Огарки | страница 23
Эта пляска сотрясла всю комнату, заставила плясать стол и стулья, со стола с громом повалились на пол бутылки, половицы пола заходили, как клавиши, а Толстый все плясал, плясал, плясал, все сильней, все отчаяннее, увлекательнее, вдохновеннее. Черная кисть на его феске на бритой голове извивалась и тоже плясала, напоминая чуб запорожца, и весь он, неистовый и мощный в своем диком веселье напоминал далекие разгульные времена Запорожской Сечи.
«Гопак» звенел…
Так жили огарки, и так заканчивался для них каждый приезд Гаврилы.
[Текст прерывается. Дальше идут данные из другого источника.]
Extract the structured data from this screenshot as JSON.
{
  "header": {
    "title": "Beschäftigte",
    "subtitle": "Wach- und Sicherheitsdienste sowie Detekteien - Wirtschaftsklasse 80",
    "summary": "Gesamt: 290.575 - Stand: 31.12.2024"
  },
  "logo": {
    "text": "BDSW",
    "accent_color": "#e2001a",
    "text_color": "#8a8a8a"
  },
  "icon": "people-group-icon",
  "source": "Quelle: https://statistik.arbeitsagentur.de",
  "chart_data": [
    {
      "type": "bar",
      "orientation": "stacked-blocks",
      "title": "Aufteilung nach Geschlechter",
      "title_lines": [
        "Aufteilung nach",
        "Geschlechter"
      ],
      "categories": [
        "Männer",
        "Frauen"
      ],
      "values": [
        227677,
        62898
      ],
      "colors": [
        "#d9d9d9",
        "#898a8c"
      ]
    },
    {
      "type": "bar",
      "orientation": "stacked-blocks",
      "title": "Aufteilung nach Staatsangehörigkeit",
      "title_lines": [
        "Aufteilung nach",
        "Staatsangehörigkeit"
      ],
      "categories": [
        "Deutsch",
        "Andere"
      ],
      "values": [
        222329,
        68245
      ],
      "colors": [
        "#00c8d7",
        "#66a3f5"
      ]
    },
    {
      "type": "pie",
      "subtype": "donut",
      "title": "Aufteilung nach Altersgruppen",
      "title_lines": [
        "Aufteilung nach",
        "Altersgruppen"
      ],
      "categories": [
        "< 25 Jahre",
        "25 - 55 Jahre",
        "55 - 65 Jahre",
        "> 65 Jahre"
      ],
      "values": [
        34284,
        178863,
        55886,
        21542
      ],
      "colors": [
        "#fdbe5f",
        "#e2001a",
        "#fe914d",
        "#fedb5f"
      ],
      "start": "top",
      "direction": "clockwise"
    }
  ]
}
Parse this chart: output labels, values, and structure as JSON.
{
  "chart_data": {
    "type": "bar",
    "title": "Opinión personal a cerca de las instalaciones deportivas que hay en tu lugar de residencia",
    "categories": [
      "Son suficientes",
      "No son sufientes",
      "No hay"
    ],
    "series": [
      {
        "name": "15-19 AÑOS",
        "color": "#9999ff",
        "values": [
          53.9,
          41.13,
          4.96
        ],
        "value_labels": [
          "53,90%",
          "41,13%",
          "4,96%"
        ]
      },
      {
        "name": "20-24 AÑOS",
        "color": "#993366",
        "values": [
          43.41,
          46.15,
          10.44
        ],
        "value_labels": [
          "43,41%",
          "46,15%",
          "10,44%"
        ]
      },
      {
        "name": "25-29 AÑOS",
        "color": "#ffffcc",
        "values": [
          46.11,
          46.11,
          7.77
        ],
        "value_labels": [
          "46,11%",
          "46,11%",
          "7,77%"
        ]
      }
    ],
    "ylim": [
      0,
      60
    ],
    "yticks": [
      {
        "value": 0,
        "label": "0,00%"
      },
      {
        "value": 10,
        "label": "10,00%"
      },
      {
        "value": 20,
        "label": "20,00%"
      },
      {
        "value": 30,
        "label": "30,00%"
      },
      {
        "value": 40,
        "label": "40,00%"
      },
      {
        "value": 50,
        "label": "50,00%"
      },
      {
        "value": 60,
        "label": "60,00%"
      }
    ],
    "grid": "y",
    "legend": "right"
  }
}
Его появление в «вертепе Венеры погребальной» было для них праздником пьянства и обжорства. Они «нажимали ему на брюшко», и Гаврила «давал сок». Все привезенное им, выпивалось и съедалось тотчас же: на другой день уже нечем было опохмелиться, а через несколько дней опять все сидели на «одной картошке».
Половина огарков по различным причинам всегда лежала без дела, а тот, кто сколько-нибудь зарабатывал, все отдавал Павлихе на содержание всей фракции.
Сашка и Толстый жили грошовыми уроками, Новгородец случайной перепиской. Пискра брался за все.
Главным фондом был труд Михельсона, каждую субботу приносившего семь рублей. Иногда в ожидании этих рублей огарки голодали дня по два. Мучения голода они старались заглушить в себе остротами над собой и, увеселяя себя, хохотали обычным своим смехом.
Когда, наконец, на закате солнца являлся Михельсон и приносил так мучительно нетерпеливо ожидаемый заработок, следовал быстрый, лихорадочный ужин, приправленный всегда свежим остроумием.
Но, по утолении голода, огарки начинали скучать.
Им становилось тесно и душно сидеть в «вертепе Венеры погребальной», хотелось каких-нибудь впечатлений, хотелось куда-то пойти, но пойти было некуда, кроме общественного сада на берегу Волги.
И они ходили в сад.
Огарки ненавидели это место общественного гулянья, где, казалось, каждый куст был засален и захватан «публикой», но тем не менее, томимые скукой, оторванностью от жизни и однообразием своего отброшенного существования, ходили туда каждый вечер.
Там они прятались от людей в темной поперечной аллее, где почти всегда никого не было, садились все в ряд на длинную скамейку и слушали музыку струнного оркестра, звуки которого мягко доносились к ним с вышки курзала.
Они не знали названий пьес, исполняемых оркестром, но многое из его репертуара слушали в сотый раз и знали мелодию наизусть.
И была у них любимая пьеса, так же, как и прочие, неизвестная им, которую они называли «прорезающая».